Pak and Kim's differing views on chastity demonstrate the deeply ingrained nature of this

societal norm in Korea, even among women activists. Despite agreeing on many key issues

related to gender equality, such as equal access to education and the right to live free from

violence and discrimination, Pak and Kim diverged from feminist perspectives on chastity. They

warned against blindly adopting Western values, which they believed to be morally degraded.

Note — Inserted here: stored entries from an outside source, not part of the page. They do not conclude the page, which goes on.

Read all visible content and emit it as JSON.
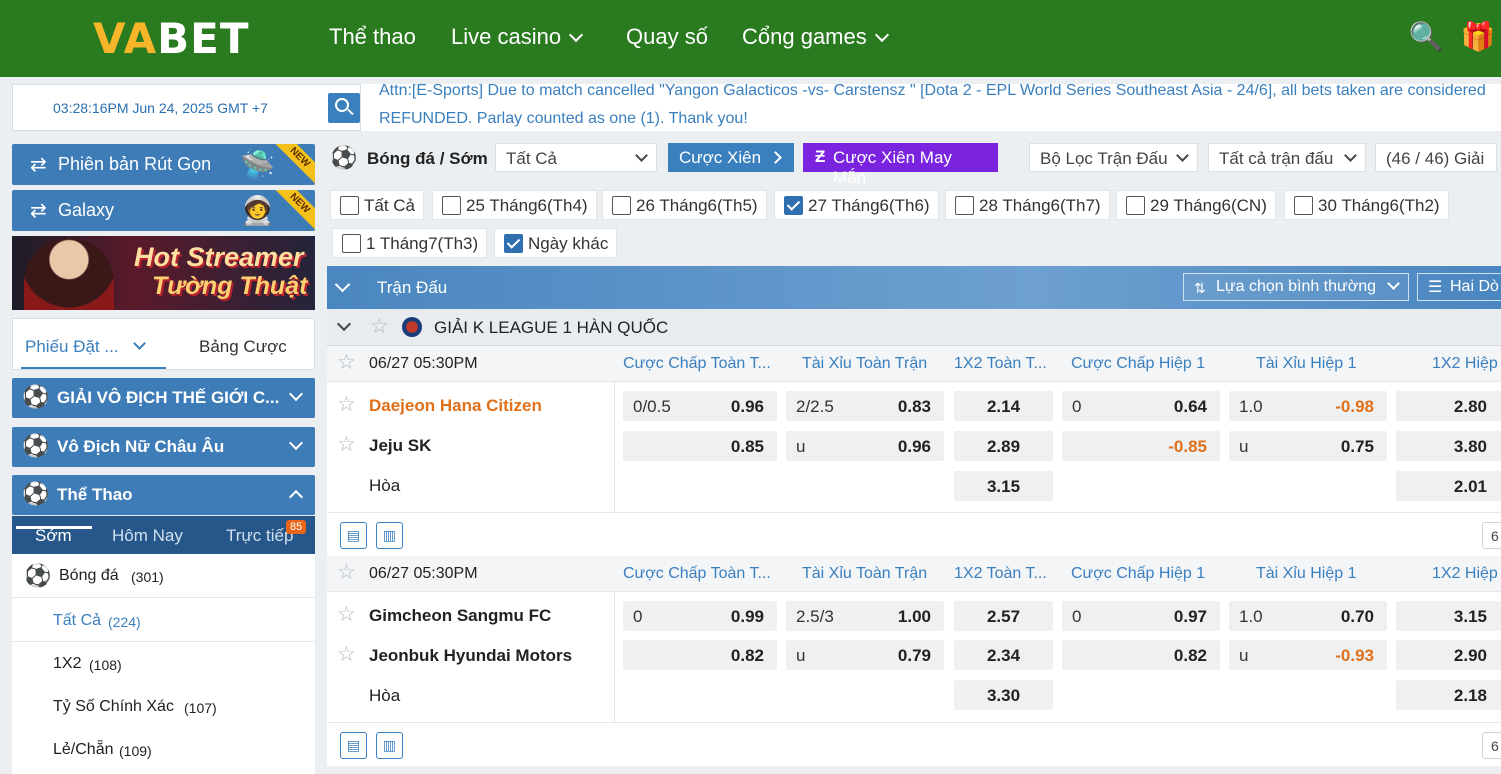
{
  "header": {
    "logo_a": "VA",
    "logo_b": "BET",
    "nav": [
      "Thể thao",
      "Live casino",
      "Quay số",
      "Cổng games"
    ]
  },
  "topbar": {
    "clock": "03:28:16PM Jun 24, 2025 GMT +7",
    "ticker_line1": "Attn:[E-Sports] Due to match cancelled \"Yangon Galacticos -vs- Carstensz \" [Dota 2 - EPL World Series Southeast Asia - 24/6], all bets taken are considered",
    "ticker_line2": "REFUNDED. Parlay counted as one (1). Thank you!"
  },
  "sidebar": {
    "short_version": "Phiên bản Rút Gọn",
    "galaxy": "Galaxy",
    "new_badge": "NEW",
    "banner_line1": "Hot Streamer",
    "banner_line2": "Tường Thuật",
    "slip_tab": "Phiếu Đặt ...",
    "bet_table_tab": "Bảng Cược",
    "categories": [
      "GIẢI VÔ ĐỊCH THẾ GIỚI C...",
      "Vô Địch Nữ Châu Âu",
      "Thể Thao"
    ],
    "tabs": [
      "Sớm",
      "Hôm Nay",
      "Trực tiếp"
    ],
    "live_count": "85",
    "sport": {
      "name": "Bóng đá",
      "count": "(301)"
    },
    "sub_items": [
      {
        "name": "Tất Cả",
        "count": "(224)"
      },
      {
        "name": "1X2",
        "count": "(108)"
      },
      {
        "name": "Tỷ Số Chính Xác",
        "count": "(107)"
      },
      {
        "name": "Lẻ/Chẵn",
        "count": "(109)"
      }
    ]
  },
  "filters": {
    "title": "Bóng đá / Sớm",
    "market_select": "Tất Cả",
    "parlay": "Cược Xiên",
    "lucky_parlay": "Cược Xiên May Mắn",
    "match_filter": "Bộ Lọc Trận Đấu",
    "all_matches": "Tất cả trận đấu",
    "league_count": "(46 / 46) Giải",
    "dates": [
      {
        "label": "Tất Cả",
        "checked": false
      },
      {
        "label": "25 Tháng6(Th4)",
        "checked": false
      },
      {
        "label": "26 Tháng6(Th5)",
        "checked": false
      },
      {
        "label": "27 Tháng6(Th6)",
        "checked": true
      },
      {
        "label": "28 Tháng6(Th7)",
        "checked": false
      },
      {
        "label": "29 Tháng6(CN)",
        "checked": false
      },
      {
        "label": "30 Tháng6(Th2)",
        "checked": false
      },
      {
        "label": "1 Tháng7(Th3)",
        "checked": false
      },
      {
        "label": "Ngày khác",
        "checked": true
      }
    ]
  },
  "table": {
    "header": "Trận Đấu",
    "sort": "Lựa chọn bình thường",
    "lines": "Hai Dò",
    "league": "GIẢI K LEAGUE 1 HÀN QUỐC",
    "columns": [
      "Cược Chấp Toàn T...",
      "Tài Xỉu Toàn Trận",
      "1X2 Toàn T...",
      "Cược Chấp Hiệp 1",
      "Tài Xỉu Hiệp 1",
      "1X2 Hiệp"
    ],
    "more": "6",
    "matches": [
      {
        "time": "06/27 05:30PM",
        "home": "Daejeon Hana Citizen",
        "away": "Jeju SK",
        "draw": "Hòa",
        "hdp_line": "0/0.5",
        "hdp_home": "0.96",
        "hdp_away": "0.85",
        "ou_line": "2/2.5",
        "ou_over": "0.83",
        "ou_u": "u",
        "ou_under": "0.96",
        "x12": [
          "2.14",
          "2.89",
          "3.15"
        ],
        "h1_hdp_line": "0",
        "h1_hdp_home": "0.64",
        "h1_hdp_away": "-0.85",
        "h1_ou_line": "1.0",
        "h1_ou_over": "-0.98",
        "h1_ou_u": "u",
        "h1_ou_under": "0.75",
        "h1_x12": [
          "2.80",
          "3.80",
          "2.01"
        ]
      },
      {
        "time": "06/27 05:30PM",
        "home": "Gimcheon Sangmu FC",
        "away": "Jeonbuk Hyundai Motors",
        "draw": "Hòa",
        "hdp_line": "0",
        "hdp_home": "0.99",
        "hdp_away": "0.82",
        "ou_line": "2.5/3",
        "ou_over": "1.00",
        "ou_u": "u",
        "ou_under": "0.79",
        "x12": [
          "2.57",
          "2.34",
          "3.30"
        ],
        "h1_hdp_line": "0",
        "h1_hdp_home": "0.97",
        "h1_hdp_away": "0.82",
        "h1_ou_line": "1.0",
        "h1_ou_over": "0.70",
        "h1_ou_u": "u",
        "h1_ou_under": "-0.93",
        "h1_x12": [
          "3.15",
          "2.90",
          "2.18"
        ]
      }
    ]
  }
}
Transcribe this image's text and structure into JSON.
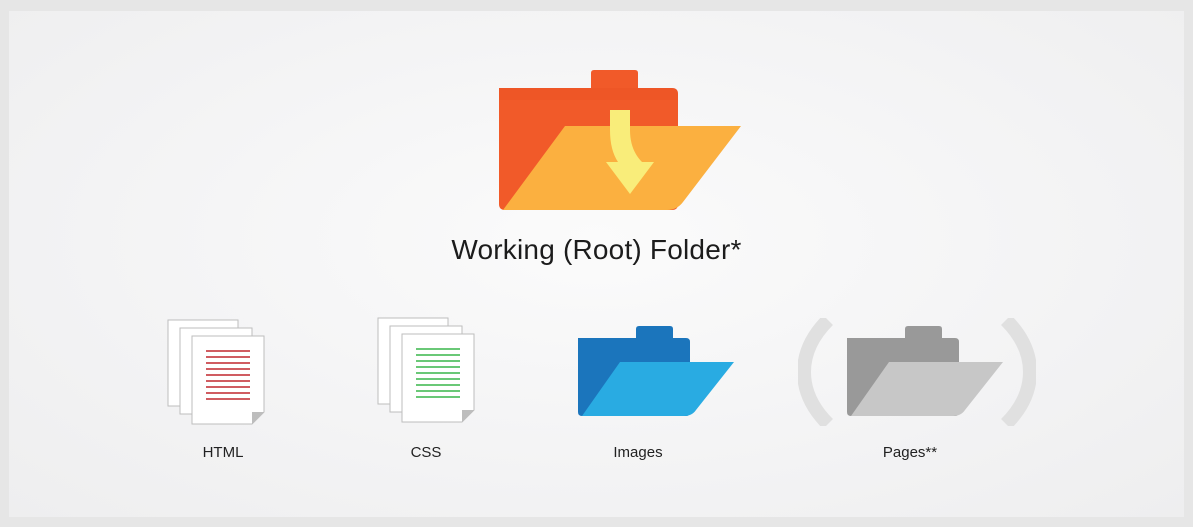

Overall, the public discourse on chastity was a contentious issue in colonial Korea, with

prominent feminists like Kim Wŏnju and Na Hyesŏk promoting a new, more liberal definition of

chastity, while female activists like Pak Indŏk and Kim Hae-ji along with male traditionalists

upheld the traditional notion of chastity as a virtue that should never be compromised.

50
CHAPTER IV: CONCLUSION

This study investigates the nascent Korean feminism during the time of Japanese

colonization (1910-1945) from the perspectives of colonialism, modernity, and nationalism. The

significance of this study is that it challenges the idea that the experiences of women during these

tumultuous times are all the same, by highlighting the complex and varied experiences of women

at the intersection of colonialism, modernity, and nationalism, rather than subsuming them under

a unified narrative.

Korean feminism drew inspiration from and shared similarities with Western feminism,

but it also had its own distinct characteristics that were shaped by factors such as Confucian

patriarchy, Western feminism, collectivism, individualism, modernity, and traditional customs,

specific to the time and location of its emergence. Korean feminism arose during Japan’s colonial

rule, which helped import Western ideas into the hidebound country through education to

women. Korean feminists attempted to challenge traditional constraints imposed on women by

reconstructing a new, modified concept of Korean women’s womanhood by defining their body

as their own domain. However, the colonial setting labeled Western ideas and objects as

antagonistic to national dignity. In this setting, the Korean women’s movement was depicted as

inappropriate and shallow by Korean men who felt emasculated by the occupying Japanese

force. In order to undermine the Korean women’s movement, Korean men and antifeminists put

an obsessive focus on the women’s body and ridiculed New Women’s adoption of Western

trends. In a context in which the women’s movement was pitted against the national cause,

relegating women’s thoughts and ideas to the corporeal domain undermined women’s new

ideologies as vulgar and foreign.

51
Colonialism brought about many new technologies and institutions, including print

capitalism, which gave Korean women new ways to resist not only Japanese domination but also

patriarchal control over their identities by male nationalists. This study examines the writings of

both women and men, primarily in women's print media, to gain a deeper understanding of how

gender identities were challenged, negotiated, and transformed during the colonial period. The

analysis supports that the formation of gender identity for Korean feminists was a complicated

process that entailed contesting, re-inventing, negotiating, and reshaping at the junction of

colonialism, modernity and nationalism.

This thesis acknowledges that the study does not encompass all of the diverse

experiences of all groups of women, as colonial modernity was not uniformly accepted or

rejected by women. In fact, only a small percentage of women (about 10%) were literate at the

time, meaning that the discourses in newspapers and magazines only reflect a small portion of

the entire female population. However, the findings of this study are significant as they reveal the

dynamic and nuanced relationship of Korean feminism in colonial Korea. The study contributes

to an inclusive and pluralistic approach in understanding the complex dynamics imposed on

women during colonial periods, and calls for further research to examine the construction of

diverse Korean women's identities in colonial Korea.